Boeksamenvatting - Compendium Burgerlijk Procesrecht - Stein & Rueb - 20e druk
- 1313 keer gelezen
Het burgerlijk procesrecht (hierna: bpr) valt uiteen in twee verschillende delen:
Het vermogensrecht: waar rechten ter vrije beschikking van de rechtssubjecten staan. De tussenkomst van de rechter wordt ingeroepen voor beslechting van een geschil over de inhoud van de rechtsbetrekking en/of ter verkrijging van een afdwingbare vordering.
Het personen- en familierecht: waar rechten niet ter vrije beschikking staan. De taak van de rechter is hierbij het behartigen van specifieke belangen.
Dit verschil werkt door in de doelstellingen en de regels van de betreffende rechtspleging.

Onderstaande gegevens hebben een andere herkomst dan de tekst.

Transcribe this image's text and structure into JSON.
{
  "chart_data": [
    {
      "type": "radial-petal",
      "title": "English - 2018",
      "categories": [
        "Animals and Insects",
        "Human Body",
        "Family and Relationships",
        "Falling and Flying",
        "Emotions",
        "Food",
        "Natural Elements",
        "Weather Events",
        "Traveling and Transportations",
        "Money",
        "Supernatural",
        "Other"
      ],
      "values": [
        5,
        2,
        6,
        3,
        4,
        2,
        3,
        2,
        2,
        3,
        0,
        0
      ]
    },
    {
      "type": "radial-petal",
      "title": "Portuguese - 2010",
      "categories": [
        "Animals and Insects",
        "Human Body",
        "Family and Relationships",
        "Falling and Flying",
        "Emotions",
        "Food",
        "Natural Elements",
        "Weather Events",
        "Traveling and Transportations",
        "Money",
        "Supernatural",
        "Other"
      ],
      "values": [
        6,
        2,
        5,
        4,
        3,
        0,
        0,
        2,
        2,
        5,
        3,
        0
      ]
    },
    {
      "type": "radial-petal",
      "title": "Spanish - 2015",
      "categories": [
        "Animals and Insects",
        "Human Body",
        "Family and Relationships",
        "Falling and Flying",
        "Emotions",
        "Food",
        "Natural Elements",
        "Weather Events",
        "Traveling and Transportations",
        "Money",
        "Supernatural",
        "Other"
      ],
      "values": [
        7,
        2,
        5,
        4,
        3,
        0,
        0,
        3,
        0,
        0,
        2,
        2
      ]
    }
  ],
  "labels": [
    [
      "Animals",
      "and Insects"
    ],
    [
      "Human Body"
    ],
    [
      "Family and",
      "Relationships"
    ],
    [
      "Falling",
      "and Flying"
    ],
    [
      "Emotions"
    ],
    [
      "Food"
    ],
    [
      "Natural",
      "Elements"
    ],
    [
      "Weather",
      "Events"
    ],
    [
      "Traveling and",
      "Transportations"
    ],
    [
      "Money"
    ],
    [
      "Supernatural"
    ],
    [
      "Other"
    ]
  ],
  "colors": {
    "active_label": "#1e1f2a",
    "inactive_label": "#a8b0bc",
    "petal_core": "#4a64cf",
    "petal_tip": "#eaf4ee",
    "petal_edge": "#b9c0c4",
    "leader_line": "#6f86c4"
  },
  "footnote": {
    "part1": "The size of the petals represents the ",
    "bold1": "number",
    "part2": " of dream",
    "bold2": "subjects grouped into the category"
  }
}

Op dit terrein heeft het bpr tot taak om het mogelijk maken aanspraken, die voortvloeien uit het privaatrecht, op een efficiënte, effectieve en eerlijke wijze te verwezenlijken. Het bpr heeft een regeling voor (1) de procedure die tot een beslissing omtrent de rechtsverhouding tussen partijen moet leiden en (2) de tenuitvoerlegging van die beslissing: de executie. Deze twee onderdelen zijn met elkaar verbonden door het vonnis.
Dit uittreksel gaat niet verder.